Insurance: Many travel insurers will only cover you off-piste if you ski with a guide. Some won’t insure off-piste skiing at all, so make sure you check your insurance policy with a fine tooth comb, or better still call them and check.

Want to learn to ski off-piste?

Piste To Powder offer beginner off-piste ski courses in St. Anton, Lech and Zürs am Arlberg. Their certified local mountain guides will take you to the best snow and terrain and help you to push your limits while developing backcountry skills. They offer both open and private groups, with prices starting from €130.
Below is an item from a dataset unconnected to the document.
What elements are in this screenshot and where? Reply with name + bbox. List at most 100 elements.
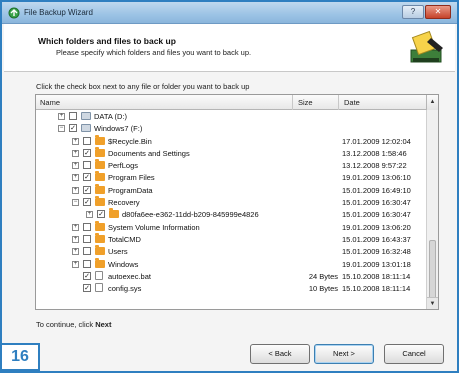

Warren Smith Ski Academy have been operating in Verbier for more than 20 years. They run a 5-day off-piste academy that includes technical tuition and video analysis on two of the days. This is a great option for competent skiers who have never ventured off-piste before. Prices start from £469 for groups of eight.

If you already have some experience skiing off-piste, improve your skills with UCPA Argentière’s 4-day off-piste advanced skiing course. Prices start from only £444 per person, which includes full-board accommodation, ski pass, equipment hire, local bus pass, instruction and avalanche equipment. The official UK booking partner for UCPA is Action Outdoors.

New Generation organise off-piste ski clinics for both advanced backcountry skiers and those who have never skied off-piste before. Clinics take place over two days (four hours per day) in groups of 2-6 and cost €190 per course.